Five years ago today, a blaze started just north of the border with Mexico. The Monument Fire, as it came to be called, burned more than 30,000 acres and left a lasting impact on Sierra Vista and the surrounding area. But amid the chaos of lost homes, fierce flames and billowing smoke, a community rallied together. Five years later, we share some of those stories.

Below are breakouts on animal evacuees, fire chiefs, businesses, families who lived through it and more. The newspaper created a hashtag, #5YRFIRE, so that readers could share their photos online. There is a QR code inside that takes readers to YouTube interviews with people who lived through the Monument Fire.
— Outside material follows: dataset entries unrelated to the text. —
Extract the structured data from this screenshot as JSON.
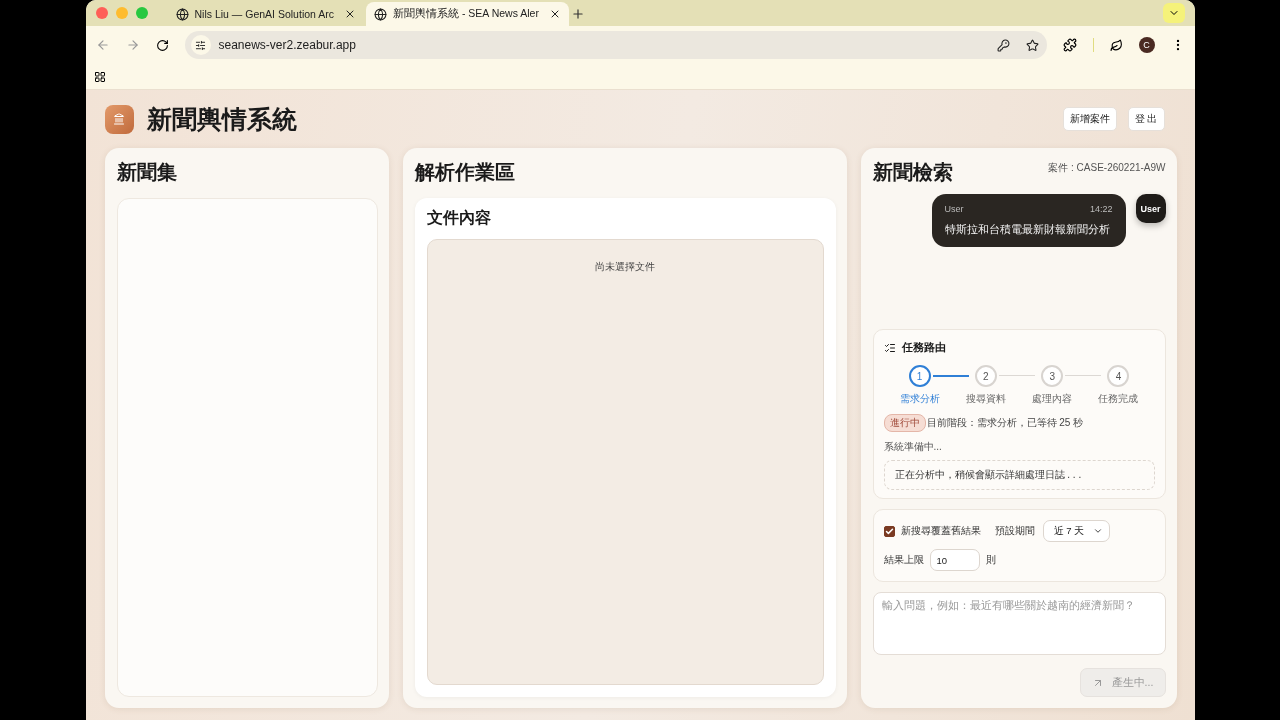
{
  "browser": {
    "tabs": [
      {
        "title": "Nils Liu — GenAI Solution Arc",
        "selected": false
      },
      {
        "title": "新聞輿情系統 - SEA News Aler",
        "selected": true
      }
    ],
    "url": "seanews-ver2.zeabur.app",
    "profile_initial": "C"
  },
  "app": {
    "title": "新聞輿情系統",
    "header_buttons": [
      "新增案件",
      "登 出"
    ]
  },
  "news_panel": {
    "title": "新聞集"
  },
  "workspace_panel": {
    "title": "解析作業區",
    "document": {
      "title": "文件內容",
      "empty_text": "尚未選擇文件"
    }
  },
  "search_panel": {
    "title": "新聞檢索",
    "case_label": "案件 : CASE-260221-A9W",
    "messages": [
      {
        "sender": "User",
        "time": "14:22",
        "text": "特斯拉和台積電最新財報新聞分析",
        "avatar": "User"
      }
    ],
    "routing": {
      "title": "任務路由",
      "steps": [
        {
          "number": "1",
          "label": "需求分析",
          "selected": true
        },
        {
          "number": "2",
          "label": "搜尋資料",
          "selected": false
        },
        {
          "number": "3",
          "label": "處理內容",
          "selected": false
        },
        {
          "number": "4",
          "label": "任務完成",
          "selected": false
        }
      ],
      "status_badge": "進行中",
      "status_text": "目前階段：需求分析，已等待 25 秒",
      "sub_status": "系統準備中...",
      "log_text": "正在分析中，稍候會顯示詳細處理日誌 . . ."
    },
    "options": {
      "overwrite": {
        "label": "新搜尋覆蓋舊結果",
        "checked": true
      },
      "period_label": "預設期間",
      "period_value": "近 7 天",
      "limit_label": "結果上限",
      "limit_value": "10",
      "limit_unit": "則"
    },
    "query": {
      "placeholder": "輸入問題，例如：最近有哪些關於越南的經濟新聞？"
    },
    "submit": {
      "label": "產生中...",
      "disabled": true
    }
  }
}
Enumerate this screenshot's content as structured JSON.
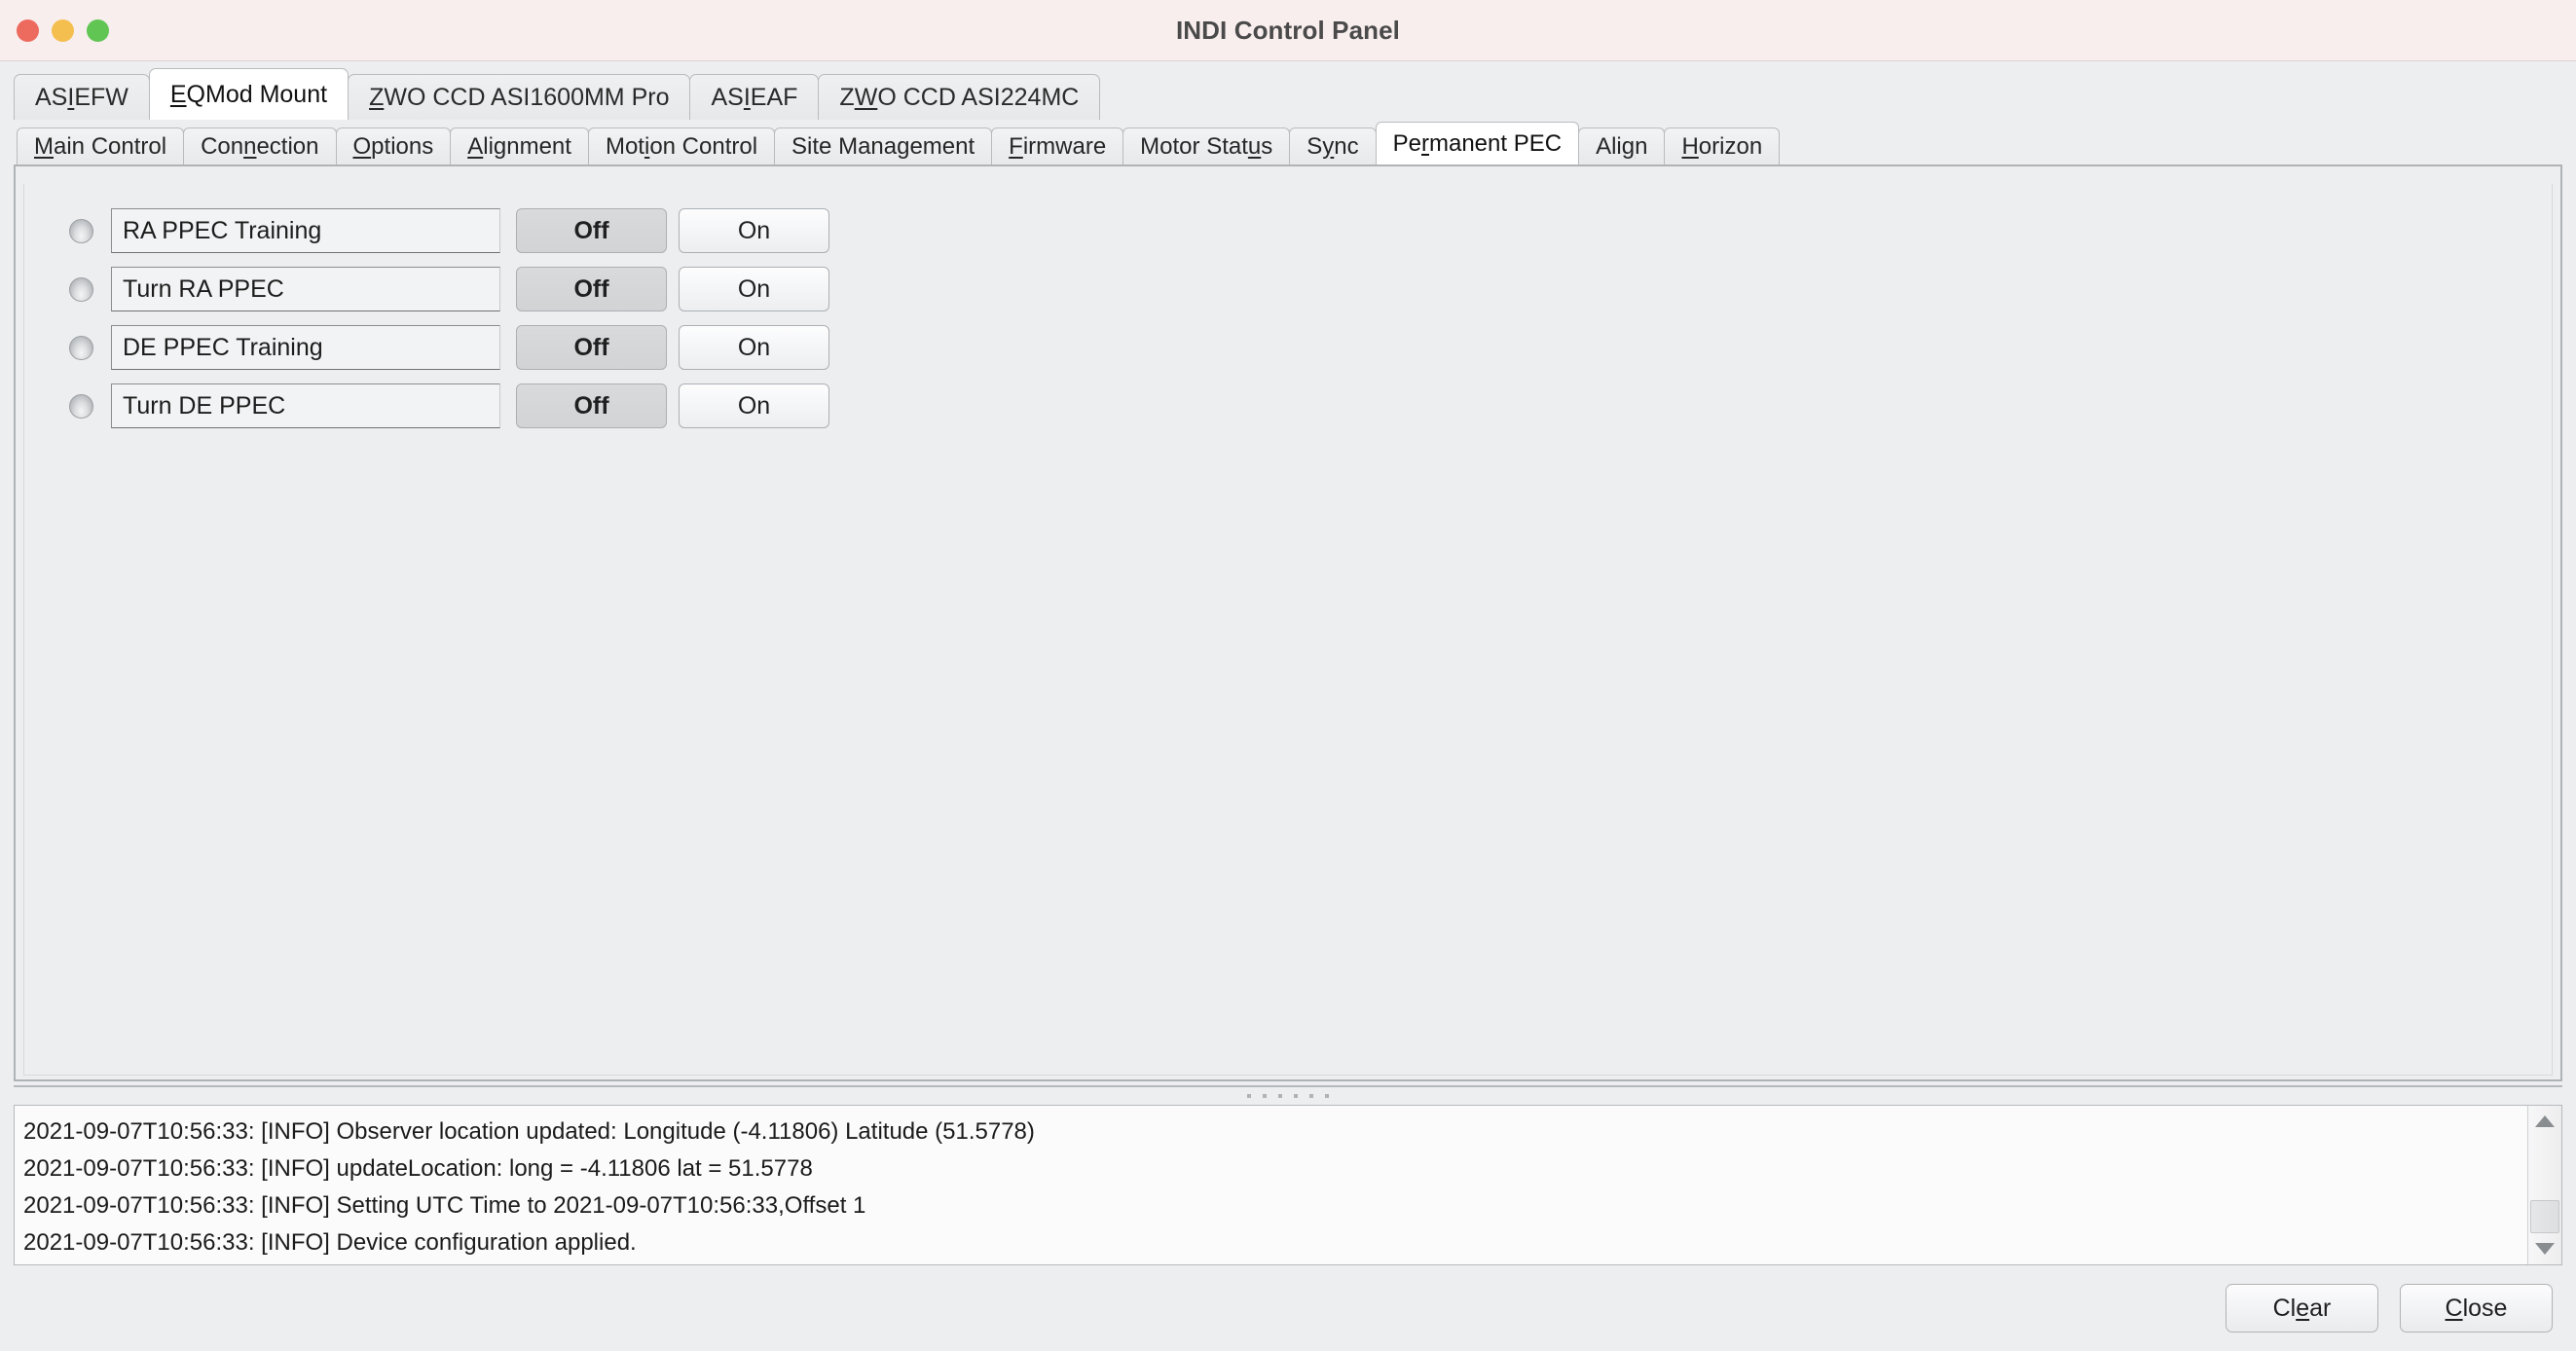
{
  "window": {
    "title": "INDI Control Panel",
    "traffic_lights": [
      {
        "name": "close",
        "color": "#ed6a5e"
      },
      {
        "name": "minimize",
        "color": "#f4bf4f"
      },
      {
        "name": "zoom",
        "color": "#61c554"
      }
    ]
  },
  "device_tabs": [
    {
      "label": "ASI EFW",
      "mnemonic_index": 2,
      "active": false
    },
    {
      "label": "EQMod Mount",
      "mnemonic_index": 0,
      "active": true
    },
    {
      "label": "ZWO CCD ASI1600MM Pro",
      "mnemonic_index": 0,
      "active": false
    },
    {
      "label": "ASI EAF",
      "mnemonic_index": 2,
      "active": false
    },
    {
      "label": "ZWO CCD ASI224MC",
      "mnemonic_index": 1,
      "active": false
    }
  ],
  "sub_tabs": [
    {
      "label": "Main Control",
      "mnemonic_index": 0,
      "active": false
    },
    {
      "label": "Connection",
      "mnemonic_index": 3,
      "active": false
    },
    {
      "label": "Options",
      "mnemonic_index": 0,
      "active": false
    },
    {
      "label": "Alignment",
      "mnemonic_index": 0,
      "active": false
    },
    {
      "label": "Motion Control",
      "mnemonic_index": 3,
      "active": false
    },
    {
      "label": "Site Management",
      "mnemonic_index": -1,
      "active": false
    },
    {
      "label": "Firmware",
      "mnemonic_index": 0,
      "active": false
    },
    {
      "label": "Motor Status",
      "mnemonic_index": 10,
      "active": false
    },
    {
      "label": "Sync",
      "mnemonic_index": 1,
      "active": false
    },
    {
      "label": "Permanent PEC",
      "mnemonic_index": 2,
      "active": true
    },
    {
      "label": "Align",
      "mnemonic_index": 3,
      "active": false
    },
    {
      "label": "Horizon",
      "mnemonic_index": 0,
      "active": false
    }
  ],
  "properties": [
    {
      "led_state": "idle",
      "name": "RA PPEC Training",
      "off_label": "Off",
      "on_label": "On",
      "selected": "Off"
    },
    {
      "led_state": "idle",
      "name": "Turn RA PPEC",
      "off_label": "Off",
      "on_label": "On",
      "selected": "Off"
    },
    {
      "led_state": "idle",
      "name": "DE PPEC Training",
      "off_label": "Off",
      "on_label": "On",
      "selected": "Off"
    },
    {
      "led_state": "idle",
      "name": "Turn DE PPEC",
      "off_label": "Off",
      "on_label": "On",
      "selected": "Off"
    }
  ],
  "log": {
    "lines": [
      "2021-09-07T10:56:33: [INFO] Observer location updated: Longitude (-4.11806) Latitude (51.5778)",
      "2021-09-07T10:56:33: [INFO] updateLocation: long = -4.11806 lat = 51.5778",
      "2021-09-07T10:56:33: [INFO] Setting UTC Time to 2021-09-07T10:56:33,Offset 1",
      "2021-09-07T10:56:33: [INFO] Device configuration applied."
    ]
  },
  "footer": {
    "clear_label": "Clear",
    "clear_mnemonic_index": 2,
    "close_label": "Close",
    "close_mnemonic_index": 0
  }
}
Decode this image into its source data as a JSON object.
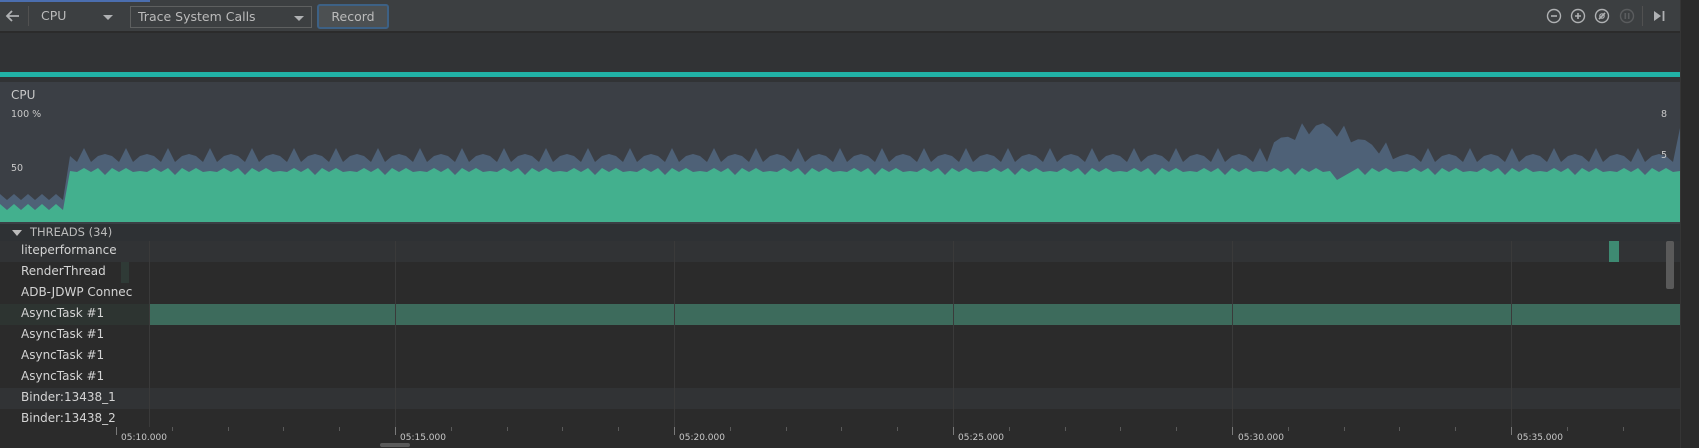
{
  "toolbar": {
    "back_icon": "arrow-left-icon",
    "profiler_select": "CPU",
    "config_select": "Trace System Calls",
    "record_label": "Record",
    "icons": [
      "zoom-out-icon",
      "zoom-in-icon",
      "reset-zoom-icon",
      "pause-icon",
      "jump-to-live-icon"
    ]
  },
  "cpu": {
    "label": "CPU",
    "axis_left_top": "100 %",
    "axis_left_mid": "50",
    "axis_right_top": "8",
    "axis_right_mid": "5",
    "colors": {
      "app_usage": "#43b08e",
      "others": "#4e6177",
      "panel_bg": "#3b3f45"
    }
  },
  "threads": {
    "header": "THREADS (34)",
    "rows": [
      {
        "name": "liteperformance"
      },
      {
        "name": "RenderThread"
      },
      {
        "name": "ADB-JDWP Connec"
      },
      {
        "name": "AsyncTask #1"
      },
      {
        "name": "AsyncTask #1"
      },
      {
        "name": "AsyncTask #1"
      },
      {
        "name": "AsyncTask #1"
      },
      {
        "name": "Binder:13438_1"
      },
      {
        "name": "Binder:13438_2"
      }
    ]
  },
  "timeline": {
    "ticks": [
      "05:10.000",
      "05:15.000",
      "05:20.000",
      "05:25.000",
      "05:30.000",
      "05:35.000"
    ]
  }
}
I was humbled to see such fine, thoughtful work about an event that changed the community forever. Far too many news teams would have let this slide or written a 15-inch story with a single horizontal photo remembering something that couldn’t possibly be contained that way. …

Managing Editor Liz Manring refuses to take much credit. She says the planning started later than you might think and was sparked by a reader.

“In late May, I got an email from a reader. It was a hilarious picture of his cat with the fire in the background,” she said. The email noted the upcoming anniversary. “It really wasn’t the best picture of the fire, however…”

It made her think. Photographer Mark Levy pulled out the file photos. Staffers who remembered the fire, like Derek Jordan and Eric Petermann, might have had a leg up, but interns Andrew Paxton and Karen Schaffner “brought fresh eyes” to the reporting, Liz said.

Liz said there has been a lot of interest in the coverage online, particularly on Facebook. She hasn’t heard a lot of direct feedback from readers and there may be a reason for that. She said a member of the newspaper’s reader advisory board told her the fire was still such a painful memory that many didn’t want to talk about it.

It’s a great, great local newspaper package with super social engagement.